AKP begins constitution change talks with MHP, re-invites CHP

AKP begins constitution change talks with MHP, re-invites CHP

AA photo

Prime Minister Binali Yıldırım held a meeting with Nationalist Movement Party (MHP) leader Devlet Bahçeli to offer two constitutional drafts on changing Turkey to an executive presidential system, also inviting the main opposition Republican People’s Party (CHP) to participate in talks despite differing opinions.

The ruling Justice and Development Party (AKP) began the dual meetings on constitutional drafts, including the presidential system change on Nov. 10. 

The meeting was scheduled in the Prime Ministry’s Çankaya Palace, after Yıldırım announced the beginning of constitution talks on Nov. 9. One of the offers included a whole new constitution based on the presidential system and the other is an amended version of the existing constitution to make it more compatible with an executive presidential system.  

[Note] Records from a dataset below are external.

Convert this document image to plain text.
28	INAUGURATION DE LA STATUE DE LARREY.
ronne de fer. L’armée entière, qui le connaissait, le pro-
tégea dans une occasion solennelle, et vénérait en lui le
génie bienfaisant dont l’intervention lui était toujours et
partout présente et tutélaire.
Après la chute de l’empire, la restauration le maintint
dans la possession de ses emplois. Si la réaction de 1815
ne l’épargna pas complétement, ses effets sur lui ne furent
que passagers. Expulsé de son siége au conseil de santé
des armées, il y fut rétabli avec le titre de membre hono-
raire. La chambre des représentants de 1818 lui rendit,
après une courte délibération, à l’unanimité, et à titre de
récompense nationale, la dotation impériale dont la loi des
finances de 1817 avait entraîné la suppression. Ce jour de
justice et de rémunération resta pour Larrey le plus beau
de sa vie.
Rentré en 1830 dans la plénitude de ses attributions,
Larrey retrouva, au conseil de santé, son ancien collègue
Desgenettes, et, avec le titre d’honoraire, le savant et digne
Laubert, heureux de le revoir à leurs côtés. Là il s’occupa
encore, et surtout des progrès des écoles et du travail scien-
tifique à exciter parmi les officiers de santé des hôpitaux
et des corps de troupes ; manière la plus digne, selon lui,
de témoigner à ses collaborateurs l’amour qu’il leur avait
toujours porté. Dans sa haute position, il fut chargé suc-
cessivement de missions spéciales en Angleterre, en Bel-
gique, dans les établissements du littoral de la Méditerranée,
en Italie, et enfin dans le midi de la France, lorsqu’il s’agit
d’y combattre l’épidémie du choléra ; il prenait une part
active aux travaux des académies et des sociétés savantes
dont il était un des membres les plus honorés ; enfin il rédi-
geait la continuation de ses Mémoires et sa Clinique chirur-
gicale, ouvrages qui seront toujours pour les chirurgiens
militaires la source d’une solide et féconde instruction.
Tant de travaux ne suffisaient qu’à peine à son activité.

“Both alternatives are on the table. We need 330 affirmative votes to bring the constitutional amendment to the public vote. For AKP, it is not possible for us to achieve that by ourselves. In this manner, MHP’s support is needed. We have initiated our work grounding on this,” Yıldırım told reporters on Nov. 9.

The AKP’s long-awaited wish to pass a constitutional change gained momentum after MHP head Bahçeli proposed bringing the issue to a public vote on Oct. 11. Even though his proposal was interpreted as covert support for the voting process in parliament, Bahçeli also stressed that the MHP would decide on its stance after evaluating the AKP’s draft.

With 316 seats in parliament, the AKP is at least 14 votes short of introducing a constitutional amendment, as any charter change requires the support of at least 330 votes in order to take it to a referendum.

 Even though the AKP-MHP meeting seems crucial for the parliamentary vote, Yıldırım also called for the CHP, which remains opposed to the system change, to participate in the preparation of the new charter.

“The CHP has a negative attitude. But we think there is still time. We repeat our call to the CHP. Our door is open,” he said on Nov. 9.

The CHP’s spokeswoman Selin Sayek Böke dismissed the call.Speaking to reporters after her party’s executive board meeting, Böke stressed that the party would only support a change to make the country “more democratic and free.”